Wonderful Days

A futuristic eco-fable in which action takes precedence over too much messaging, "Wonderful Days" is a fully worked, highly cinematic toon that's accessible for all ages. Combining a broad range of techniques, pic has definite offshore possibilities beyond Asia as a fest item in its original Korean and as a dubbed item on ancillary.

A futuristic eco-fable in which action takes precedence over too much messaging, “Wonderful Days” is a fully worked, highly cinematic toon that’s accessible for all ages, including adults. Combining a broad range of techniques, from 2-D and 3-D to miniatures, and capped by a final reel with an abstract, almost operatic power that will appeal to older aficionados of the genre, pic has definite offshore possibilities beyond Asia as a fest item in its original Korean and as a dubbed item on ancillary.

Five years in the works, and helmed by former TV commercials director Kim Mun-saeng, the $13 million movie — a huge budget by local standards — has already generated considerable advance interest on South Korean home turf, where it goes out July 16. While lacking the overall narrative sweep and involving characters of Japanimation show pieces like “Swept Away” or “Princess Mononoke,” the picture cleverly combines several different elements — from pure action to romance and vague biblical and Wagnerian references — without tarrying over the subtext. Tone is serious and darkish, without being oppressively dystopian.

Setting is Earth, AD 2142, when the planet’s eco system has been shot to hell and a bunch of humans have built Ecoban, a huge, shielded city of self-sustaining purity that organically feeds on the surrounding pollution. That’s fine for the select few inside the Noah’s Ark-like conurbation, but bad news for the so-called Marrians who live outside in low-tech hovels under perpetually dark and cloudy skies.

Story is told through the eyes of Jay, a beautiful young security officer in Ecoban who — after a striking opening set piece set on an oil rig — returns to Ecoban to find its nervous leadership mulling a dastardly plan. Ecoban’s future is threatened by falling pollution levels in the outside world, and the Marrians, buoyed by the hope that they may again enjoy “blue skies,” are getting restless. To sustain their privileged environment, the Ecoban brass decides to up the level of outside pollution.

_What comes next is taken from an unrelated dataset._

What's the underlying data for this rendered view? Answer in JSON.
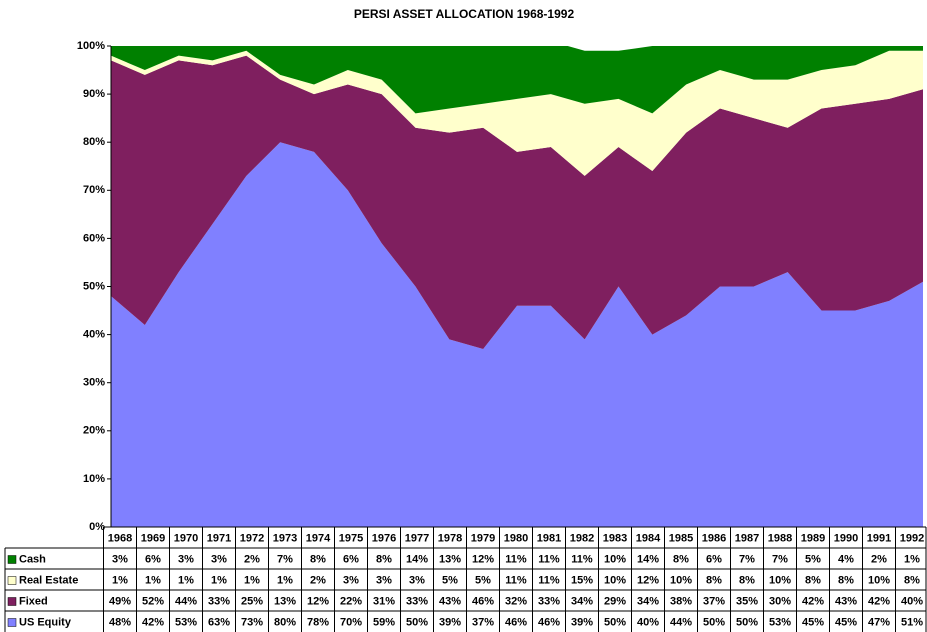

Enter Shua, an agile young Marrian who infiltrates Ecoban and briefly bumps into Jay while being pursued by security forces. Per flashbacks, it turns out that Shua and Jay were once childhood friends, but he was expelled from Ecoban while she went on to become one of the chosen few. Even worse for Shua, security chief Simon is in love with Jay.

Shua manages to escape back outside, where he leads a final assault on Ecoban’s power unit, the Delos System. The rebels are helped by Dr. Noah, who originally designed Delos but now wants it destroyed. Jay, too, is already having second thoughts about whether she’s on the right side.

Film has a very cinematic look, mimicking regular movie compositions and camera effects like crane shots and changing depths of field (including the Hitchcockian zoom-in/track-out). There’s also a very physical feel to some sequences, such as Jaya and Shua’s first meeting during a tense hide-and-seek, that’s paralleled elsewhere by the use of actual miniatures. Melding of all these elements is smooth, and puts the film a notch above even regular 3-D animation.

However, “Wonderful Days” is at its best in its less conventionally narrative moments, especially the dream-like, slo-mo ending — set to an operatic aria — in which the characters, and Delos itself, go through a final transfiguration. It’s never more than sci-fi philosophy, but it works on a simple emotional level.

Characterization is broad, from beefy Marrian grunts to the proto-fascist inhabitants of Ecoban, determined to protect their Walhalla lifestyle at any cost. A couple of mildly sexy moments are nothing to worry parents of younger viewers.

Wonderful Days

Market / South Korea

Production: An Aura release of a Samsung Venture Investment, Korea Culture, Contents Agency presentation of a Tin House production. (International sales: Mirovision, Seoul.) Produced by Lee Gyeong-hak, Kay Hwang. Directed by Kim Mun-saeng. Animation director, Yun Yeong-gi. Screenplay, Park Jun-yong, Kim.

Crew: In color. Music, Weon Il; production designer, Lee Seok-yeon; art director, Jeong Yun-cheol; sound (Dolby Digital), Kim Seok-weon; CG supervisors, Hong Song-ho, Park Yeong-min; assistant director, Han Je-sung. Reviewed at Cannes Film Festival (market), May 15, 2003. Running time: 91 MIN.